Kichhouchhwi strongly condemned all groups who are perpetrating terrorist acts in the name of Islam. "Terror is terror, it has no relation to any religion, and it is a grave threat to all humanity", he said. He also condemned the last terror act in Turkey. "No matter which religion it comes from, we condemn such terror incidents, he said. He hoped that the summit would help rebuild deep cultural and historical relations and values between Muslim countries.

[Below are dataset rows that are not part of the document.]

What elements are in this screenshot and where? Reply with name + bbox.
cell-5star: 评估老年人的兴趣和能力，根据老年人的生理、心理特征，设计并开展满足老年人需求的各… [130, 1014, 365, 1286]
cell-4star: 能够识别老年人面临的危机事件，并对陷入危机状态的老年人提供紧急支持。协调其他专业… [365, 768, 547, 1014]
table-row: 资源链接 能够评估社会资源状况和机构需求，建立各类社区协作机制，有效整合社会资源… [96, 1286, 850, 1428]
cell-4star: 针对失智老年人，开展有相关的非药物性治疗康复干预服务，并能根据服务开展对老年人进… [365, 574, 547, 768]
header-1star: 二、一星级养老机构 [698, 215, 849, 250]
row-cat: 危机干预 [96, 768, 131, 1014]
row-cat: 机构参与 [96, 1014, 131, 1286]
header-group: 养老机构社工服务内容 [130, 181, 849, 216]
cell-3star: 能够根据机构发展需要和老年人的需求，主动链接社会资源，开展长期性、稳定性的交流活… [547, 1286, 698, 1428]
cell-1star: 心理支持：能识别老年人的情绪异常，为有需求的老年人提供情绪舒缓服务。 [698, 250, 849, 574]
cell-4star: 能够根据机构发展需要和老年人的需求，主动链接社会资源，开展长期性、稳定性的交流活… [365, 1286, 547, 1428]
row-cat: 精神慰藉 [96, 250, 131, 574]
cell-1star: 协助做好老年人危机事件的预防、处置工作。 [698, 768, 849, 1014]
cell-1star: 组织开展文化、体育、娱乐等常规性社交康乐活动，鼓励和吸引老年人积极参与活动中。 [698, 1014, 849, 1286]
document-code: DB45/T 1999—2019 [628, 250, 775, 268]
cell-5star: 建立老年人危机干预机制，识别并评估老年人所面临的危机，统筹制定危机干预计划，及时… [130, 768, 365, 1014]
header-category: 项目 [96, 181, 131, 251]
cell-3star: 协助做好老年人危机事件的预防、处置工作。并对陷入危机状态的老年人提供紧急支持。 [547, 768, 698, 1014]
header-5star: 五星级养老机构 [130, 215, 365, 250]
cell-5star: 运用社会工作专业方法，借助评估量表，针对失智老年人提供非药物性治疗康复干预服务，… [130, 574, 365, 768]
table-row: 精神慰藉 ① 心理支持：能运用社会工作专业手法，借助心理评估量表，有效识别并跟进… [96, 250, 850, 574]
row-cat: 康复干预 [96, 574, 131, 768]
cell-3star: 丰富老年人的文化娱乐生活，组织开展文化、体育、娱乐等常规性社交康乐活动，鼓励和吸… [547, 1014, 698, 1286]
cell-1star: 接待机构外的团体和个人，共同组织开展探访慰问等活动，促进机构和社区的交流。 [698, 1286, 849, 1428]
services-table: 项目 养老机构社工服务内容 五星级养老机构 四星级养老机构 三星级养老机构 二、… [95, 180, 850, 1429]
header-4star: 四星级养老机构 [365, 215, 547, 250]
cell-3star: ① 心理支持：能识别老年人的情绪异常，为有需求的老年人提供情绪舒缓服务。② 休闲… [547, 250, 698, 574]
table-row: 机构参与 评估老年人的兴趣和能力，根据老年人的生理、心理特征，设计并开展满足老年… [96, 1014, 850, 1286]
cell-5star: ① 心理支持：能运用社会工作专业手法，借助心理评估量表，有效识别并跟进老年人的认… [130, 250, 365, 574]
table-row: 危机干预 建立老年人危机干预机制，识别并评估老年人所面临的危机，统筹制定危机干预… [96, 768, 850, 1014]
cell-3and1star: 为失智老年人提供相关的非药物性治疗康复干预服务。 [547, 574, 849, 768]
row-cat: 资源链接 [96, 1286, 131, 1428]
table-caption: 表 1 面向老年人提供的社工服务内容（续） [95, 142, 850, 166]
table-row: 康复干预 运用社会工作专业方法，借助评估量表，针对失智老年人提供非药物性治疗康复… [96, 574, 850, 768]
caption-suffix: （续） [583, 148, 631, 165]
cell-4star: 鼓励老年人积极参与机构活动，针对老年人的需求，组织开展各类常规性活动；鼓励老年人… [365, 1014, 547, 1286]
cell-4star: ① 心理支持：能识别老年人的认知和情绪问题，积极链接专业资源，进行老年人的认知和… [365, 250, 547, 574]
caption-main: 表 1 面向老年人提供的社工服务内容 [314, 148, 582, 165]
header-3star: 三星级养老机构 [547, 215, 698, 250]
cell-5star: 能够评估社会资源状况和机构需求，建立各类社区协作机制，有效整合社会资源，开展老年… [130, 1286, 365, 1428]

==Stance against ISIS, Al-Qaeda, Taliban and other extremist outfits==
Against the backdrop of a series of coordinated terrorist attacks in Paris on the evening of 13 November 2015, Kichhouchhwi stated: "the Paris attack is not just an aggression against the people of France, but this is an infringement against the universal values of Islam. It was Islam which set example centuries ago by sheltering the Spanish Jews when Spain threw them out. It was Islam which taught Muslims to be the most compassionate towards the strangers and the guests, both Muslims and non-Muslims alike. But the ISIS aims at completely run down the history of Islam which is replete with these universal and egalitarian values".

Syed Muhammad Ashraf also denounced al-Qaeda's plan to form Qaiadat ul Jihad in South Asia.